De acordo com o relatório, os preços médios spot do leite caíram 6,04% em Minas Gerais e 4,72% em São Paulo no mesmo período. Ainda assim, os produtores mineiros acumulam uma valorização de 12,41% na comparação com abril de 2024.
Cenário externo pode mudar a rota dos preços
Apesar da atual calmaria, as projeções da equipe da JPA indicam que o mercado deve permanecer em alerta, especialmente diante do avanço das exportações brasileiras de milho. Caso a demanda internacional aumente, a oferta doméstica pode ser comprimida, elevando novamente os preços.
“A oferta está folgada, mas se os embarques brasileiros começarem a crescer rapidamente, o que pode acontecer se compradores externos buscarem milho aqui, a demanda internacional pode apertar o mercado interno e empurrar os preços para cima de novo”, afirma Marcelo.
Outro fator relevante é uma nova resolução tarifária nos Estados Unidos, prevista para outubro deste ano. A norma estabelece uma sobretaxa para navios fabricados na China que atracarem em portos norte-americanos. Essa medida pode encarecer significativamente o frete de produtos como o milho, que têm baixo valor agregado por tonelada.

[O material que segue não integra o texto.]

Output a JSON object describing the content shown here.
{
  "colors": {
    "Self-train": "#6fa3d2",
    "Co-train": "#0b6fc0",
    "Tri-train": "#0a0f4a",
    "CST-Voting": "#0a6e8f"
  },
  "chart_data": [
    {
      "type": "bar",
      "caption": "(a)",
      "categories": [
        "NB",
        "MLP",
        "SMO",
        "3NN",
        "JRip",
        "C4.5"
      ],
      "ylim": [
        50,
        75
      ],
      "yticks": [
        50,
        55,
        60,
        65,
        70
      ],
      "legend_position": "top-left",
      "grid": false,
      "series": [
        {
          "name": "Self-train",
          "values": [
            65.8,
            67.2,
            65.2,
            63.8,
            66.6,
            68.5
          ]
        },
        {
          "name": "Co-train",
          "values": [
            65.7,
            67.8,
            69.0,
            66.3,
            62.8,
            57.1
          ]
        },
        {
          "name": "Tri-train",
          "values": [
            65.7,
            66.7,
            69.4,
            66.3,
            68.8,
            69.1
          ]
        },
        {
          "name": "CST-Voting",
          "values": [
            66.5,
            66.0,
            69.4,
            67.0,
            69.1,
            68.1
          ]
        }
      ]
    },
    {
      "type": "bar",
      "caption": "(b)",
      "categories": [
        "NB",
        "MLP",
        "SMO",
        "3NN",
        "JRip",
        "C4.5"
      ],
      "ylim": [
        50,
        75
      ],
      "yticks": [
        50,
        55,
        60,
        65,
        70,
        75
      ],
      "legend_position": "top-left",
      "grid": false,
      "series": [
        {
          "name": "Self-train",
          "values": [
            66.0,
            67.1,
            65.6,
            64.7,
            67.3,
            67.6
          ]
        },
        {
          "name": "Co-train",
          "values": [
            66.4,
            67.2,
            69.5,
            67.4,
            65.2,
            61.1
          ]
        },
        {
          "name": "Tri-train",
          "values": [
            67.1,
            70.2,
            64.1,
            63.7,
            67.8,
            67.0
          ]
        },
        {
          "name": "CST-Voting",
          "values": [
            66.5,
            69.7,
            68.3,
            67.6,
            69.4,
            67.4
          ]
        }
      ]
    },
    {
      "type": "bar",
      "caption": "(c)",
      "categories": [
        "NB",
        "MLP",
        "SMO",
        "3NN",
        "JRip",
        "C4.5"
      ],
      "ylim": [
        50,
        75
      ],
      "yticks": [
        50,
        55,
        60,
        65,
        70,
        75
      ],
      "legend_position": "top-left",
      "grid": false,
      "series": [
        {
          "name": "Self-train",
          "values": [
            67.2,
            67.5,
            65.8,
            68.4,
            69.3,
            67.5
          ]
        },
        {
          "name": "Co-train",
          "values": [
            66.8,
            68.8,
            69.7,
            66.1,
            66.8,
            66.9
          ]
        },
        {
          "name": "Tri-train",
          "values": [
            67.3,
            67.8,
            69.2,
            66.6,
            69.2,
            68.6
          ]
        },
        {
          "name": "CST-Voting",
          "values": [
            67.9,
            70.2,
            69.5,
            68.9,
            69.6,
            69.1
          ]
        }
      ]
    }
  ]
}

“A partir de outubro, qualquer navio chinês ou construído na China que atracar em portos americanos será taxado por tonelada. Como milho é uma commodity barata, essa taxa encarece muito o produto. Isso pode fazer com que países que hoje compram dos EUA passem a buscar milho no Brasil ou na Argentina. Se isso acontecer, nós passamos a atrair forte demanda de fora”, projeta o especialista.

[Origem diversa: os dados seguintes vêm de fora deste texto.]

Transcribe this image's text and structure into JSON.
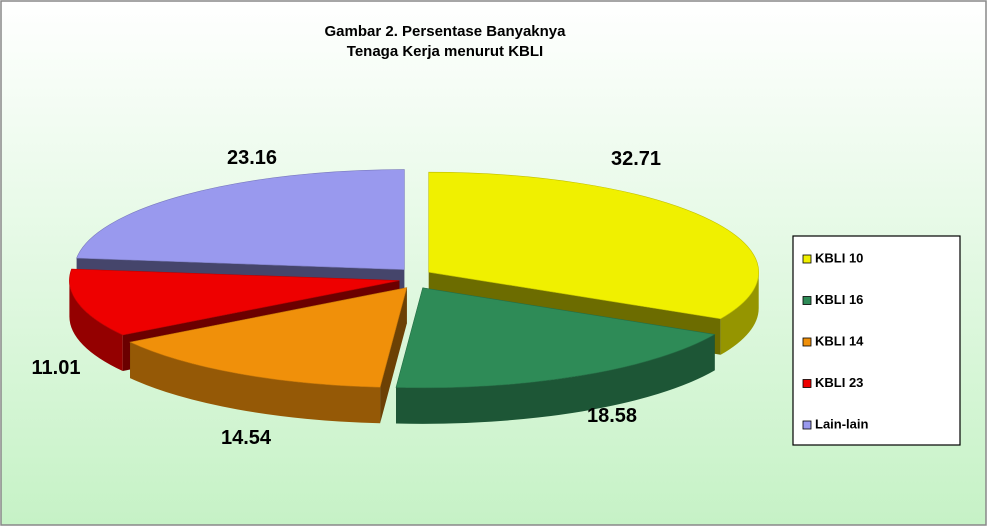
{
  "chart_data": {
    "type": "pie3d",
    "title": [
      "Gambar 2. Persentase Banyaknya",
      "Tenaga Kerja menurut KBLI"
    ],
    "categories": [
      "KBLI 10",
      "KBLI 16",
      "KBLI 14",
      "KBLI 23",
      "Lain-lain"
    ],
    "values": [
      32.71,
      18.58,
      14.54,
      11.01,
      23.16
    ],
    "colors": [
      "#f0f000",
      "#2e8b57",
      "#f0900a",
      "#ee0000",
      "#9999ee"
    ],
    "legend": "right"
  }
}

Estoque estratégico é recomendação para o produtor
Diante da instabilidade possível no mercado global e dos sinais de recuperação da demanda externa, a recomendação é clara: o produtor precisa agir com cautela nas compras e pensar estrategicamente.
“Para o produtor de leite, o momento é ideal para controlar estoques e pensar em compras inteligentes de insumos. No caso do farelo de soja, é interessante montar um estoque mínimo para se proteger de oscilações de curto prazo. Já com o milho, o ideal é comprar de acordo com a necessidade, sem estocar muito. O mercado está muito sensível às exportações e às decisões geopolíticas”, orienta Marcelo.

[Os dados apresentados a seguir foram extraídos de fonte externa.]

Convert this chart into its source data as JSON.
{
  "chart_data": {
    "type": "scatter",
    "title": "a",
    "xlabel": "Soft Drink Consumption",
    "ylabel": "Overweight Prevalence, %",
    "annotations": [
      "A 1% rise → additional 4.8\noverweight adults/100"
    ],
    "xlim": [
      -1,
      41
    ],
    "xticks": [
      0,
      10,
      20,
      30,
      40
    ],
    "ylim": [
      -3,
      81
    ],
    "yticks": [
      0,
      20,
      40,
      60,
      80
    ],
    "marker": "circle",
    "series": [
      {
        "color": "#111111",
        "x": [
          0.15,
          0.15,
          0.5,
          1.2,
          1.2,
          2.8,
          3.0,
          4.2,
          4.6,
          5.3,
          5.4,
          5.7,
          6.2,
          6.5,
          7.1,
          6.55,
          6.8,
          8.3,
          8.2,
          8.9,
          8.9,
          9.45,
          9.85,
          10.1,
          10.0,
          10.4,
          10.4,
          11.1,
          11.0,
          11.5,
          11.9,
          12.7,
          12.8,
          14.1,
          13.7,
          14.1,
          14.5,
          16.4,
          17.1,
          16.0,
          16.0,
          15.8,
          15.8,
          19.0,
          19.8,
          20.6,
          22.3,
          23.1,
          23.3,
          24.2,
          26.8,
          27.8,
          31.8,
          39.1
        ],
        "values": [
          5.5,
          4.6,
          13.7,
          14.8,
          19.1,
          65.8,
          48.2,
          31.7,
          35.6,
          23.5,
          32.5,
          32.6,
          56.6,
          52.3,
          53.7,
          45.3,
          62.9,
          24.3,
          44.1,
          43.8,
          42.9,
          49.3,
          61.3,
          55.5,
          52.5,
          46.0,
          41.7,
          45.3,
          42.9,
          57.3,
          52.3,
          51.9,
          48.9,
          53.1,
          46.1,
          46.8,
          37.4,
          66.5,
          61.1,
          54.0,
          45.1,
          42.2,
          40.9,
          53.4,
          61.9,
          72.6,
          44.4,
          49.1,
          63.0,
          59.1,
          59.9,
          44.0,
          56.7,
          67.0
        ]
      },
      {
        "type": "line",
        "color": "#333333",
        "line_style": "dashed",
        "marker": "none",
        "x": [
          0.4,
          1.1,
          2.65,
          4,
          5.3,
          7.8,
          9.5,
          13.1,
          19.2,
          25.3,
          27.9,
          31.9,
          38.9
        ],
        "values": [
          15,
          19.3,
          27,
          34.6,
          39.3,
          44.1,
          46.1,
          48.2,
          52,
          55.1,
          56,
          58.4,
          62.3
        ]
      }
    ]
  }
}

Dados do IBGE indicam que a captação média diária de leite no Brasil cresceu 4,3% no primeiro trimestre de 2025 em relação ao mesmo período de 2024. Apesar do aumento na oferta, os preços seguem travados pela demanda reprimida e pelos altos estoques da indústria.
A atual fase de queda nos preços do milho representa um alívio pontual para a cadeia leiteira, mas os próximos meses exigirão atenção redobrada. Variáveis internacionais — como tarifas, custos logísticos e mudanças no comportamento dos grandes compradores — serão determinantes para o comportamento do mercado interno. A palavra de ordem, neste momento, é vigilância. O produtor que estiver atento aos sinais do mercado pode tomar decisões mais seguras e manter a competitividade mesmo diante de possíveis mudanças no segundo semestre.